Ein weiterer spannender Kriminalfall
Schwarzer AugustBand 4 von Lost in Fuseta konnte mich auch wieder großteils überzeugen. Ich muss gestehen, dass ich teilweise das Gefühl habe, das persönliche Leben von Lost spielt etwas zu sehr in die Geschichte mit ...
Band 4 von Lost in Fuseta konnte mich auch wieder großteils überzeugen. Ich muss gestehen, dass ich teilweise das Gefühl habe, das persönliche Leben von Lost spielt etwas zu sehr in die Geschichte mit rein, da ich eher interessiert an den Fällen bin, als an der Liebesgeschichte zwischen Soraia und Lost, gleichzeitig gelingt es Ribeiro aber wieder einmal, dass das Gefühl nicht überhand gewinnt, sodass ich nie genervt von der Beziehung war, ich hatte nur manchmal das Gefühl, es könne darauf hinauslaufen. Gleichzeitig würde den Büchern aber vermutlich auch etwas fehlen, wenn das alles kein Thema mehr wäre, entsprechend bin ich vermutlich eher recht glücklich damit, wie das ganze aufgebaut ist.
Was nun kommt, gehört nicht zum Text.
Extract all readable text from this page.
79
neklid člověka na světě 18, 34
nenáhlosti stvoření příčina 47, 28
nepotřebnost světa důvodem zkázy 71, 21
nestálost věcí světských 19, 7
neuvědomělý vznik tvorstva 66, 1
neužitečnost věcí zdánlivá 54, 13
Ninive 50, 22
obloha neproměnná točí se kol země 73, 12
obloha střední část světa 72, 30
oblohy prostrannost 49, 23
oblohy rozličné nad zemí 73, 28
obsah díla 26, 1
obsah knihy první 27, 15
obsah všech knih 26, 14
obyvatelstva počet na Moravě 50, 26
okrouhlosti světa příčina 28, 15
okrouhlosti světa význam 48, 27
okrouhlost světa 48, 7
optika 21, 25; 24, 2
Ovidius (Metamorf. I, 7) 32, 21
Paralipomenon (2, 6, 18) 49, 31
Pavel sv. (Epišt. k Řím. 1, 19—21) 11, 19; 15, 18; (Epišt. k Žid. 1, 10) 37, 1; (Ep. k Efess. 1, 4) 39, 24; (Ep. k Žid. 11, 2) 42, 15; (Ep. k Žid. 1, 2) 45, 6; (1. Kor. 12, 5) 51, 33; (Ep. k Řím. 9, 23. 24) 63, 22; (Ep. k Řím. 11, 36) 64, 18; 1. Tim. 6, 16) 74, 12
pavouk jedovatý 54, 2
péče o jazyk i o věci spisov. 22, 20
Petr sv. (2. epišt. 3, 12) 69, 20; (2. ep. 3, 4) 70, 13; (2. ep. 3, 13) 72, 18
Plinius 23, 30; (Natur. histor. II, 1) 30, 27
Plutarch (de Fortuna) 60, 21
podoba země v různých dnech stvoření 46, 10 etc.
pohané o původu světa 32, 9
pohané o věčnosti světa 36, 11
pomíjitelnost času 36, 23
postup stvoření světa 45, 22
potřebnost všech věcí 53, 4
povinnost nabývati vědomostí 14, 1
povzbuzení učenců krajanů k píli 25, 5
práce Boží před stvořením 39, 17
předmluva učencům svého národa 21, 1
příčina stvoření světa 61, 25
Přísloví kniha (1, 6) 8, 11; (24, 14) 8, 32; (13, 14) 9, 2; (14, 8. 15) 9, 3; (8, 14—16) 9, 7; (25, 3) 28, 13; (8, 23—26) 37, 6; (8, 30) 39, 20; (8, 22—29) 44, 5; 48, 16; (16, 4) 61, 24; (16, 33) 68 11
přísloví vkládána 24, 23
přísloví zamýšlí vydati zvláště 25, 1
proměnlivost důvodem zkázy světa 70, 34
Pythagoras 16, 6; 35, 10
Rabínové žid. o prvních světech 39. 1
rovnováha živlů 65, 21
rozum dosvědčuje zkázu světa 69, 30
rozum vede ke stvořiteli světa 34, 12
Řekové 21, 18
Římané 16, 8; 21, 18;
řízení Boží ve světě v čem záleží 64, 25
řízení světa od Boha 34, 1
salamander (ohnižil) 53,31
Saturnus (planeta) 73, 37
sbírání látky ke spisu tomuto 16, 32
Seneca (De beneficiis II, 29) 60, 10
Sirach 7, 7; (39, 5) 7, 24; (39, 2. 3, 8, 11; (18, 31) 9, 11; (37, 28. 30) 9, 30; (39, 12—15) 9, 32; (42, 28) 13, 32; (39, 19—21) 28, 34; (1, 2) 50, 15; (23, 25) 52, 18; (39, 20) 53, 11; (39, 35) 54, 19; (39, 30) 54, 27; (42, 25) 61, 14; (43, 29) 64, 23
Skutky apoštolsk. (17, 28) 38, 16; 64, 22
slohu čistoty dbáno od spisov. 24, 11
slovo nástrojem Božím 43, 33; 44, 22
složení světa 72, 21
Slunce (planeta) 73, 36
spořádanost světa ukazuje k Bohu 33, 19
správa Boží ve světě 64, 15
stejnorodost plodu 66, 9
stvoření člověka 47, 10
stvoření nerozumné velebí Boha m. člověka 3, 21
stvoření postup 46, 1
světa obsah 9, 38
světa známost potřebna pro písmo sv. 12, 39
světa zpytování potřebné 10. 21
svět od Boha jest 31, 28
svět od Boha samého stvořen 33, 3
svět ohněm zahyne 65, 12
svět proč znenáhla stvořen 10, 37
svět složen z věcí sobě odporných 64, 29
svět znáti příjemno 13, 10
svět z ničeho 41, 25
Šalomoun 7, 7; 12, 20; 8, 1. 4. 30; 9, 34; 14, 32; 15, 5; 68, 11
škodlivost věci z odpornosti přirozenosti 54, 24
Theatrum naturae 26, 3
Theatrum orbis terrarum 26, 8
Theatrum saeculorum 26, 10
Den Fall an sich fand ich wieder ziemlich spannend, gerade weil so viel auf dem Spiel zu stehen scheint, gleichzeitig ist aber auch recht schnell klar, dass es so viel dann doch nicht ist, und diesmal fiel es mir etwas schwer, mit dem ganzen mitzufiebern. Oder eher: Ich hatte das Gefühl, dass es diesmal nicht so viel zum miträtseln gab. Vielleicht irre ich mich auch, oder habe die vorherigen Bücher gerade doch irgendwie falsch im Kopf, aber ich hatte diesmal mehrfach das Gefühl, dass Erkenntnisse komplett aus dem Nichts kamen, und habe mich gefragt, wie genau man darauf kommen sollte, wenn nicht Lost darauf gekommen wäre. Auch war die Auflösung nicht unbedingt nach meinem Geschmack, da sie ein wenig zu losgelöst war irgendwie. Der Fall an sich aber hat mir gut gefallen, also wie die einzelnen Personen das ganze angegangen sind, und auch die jeweiligen Motivationen aller beteiligten konnte ich durchaus nachvollziehen, und mochte wie viel davon geschrieben war, weshalb ich insgesamt dennoch sehr viel Freude an der Geschichte empfunden habe.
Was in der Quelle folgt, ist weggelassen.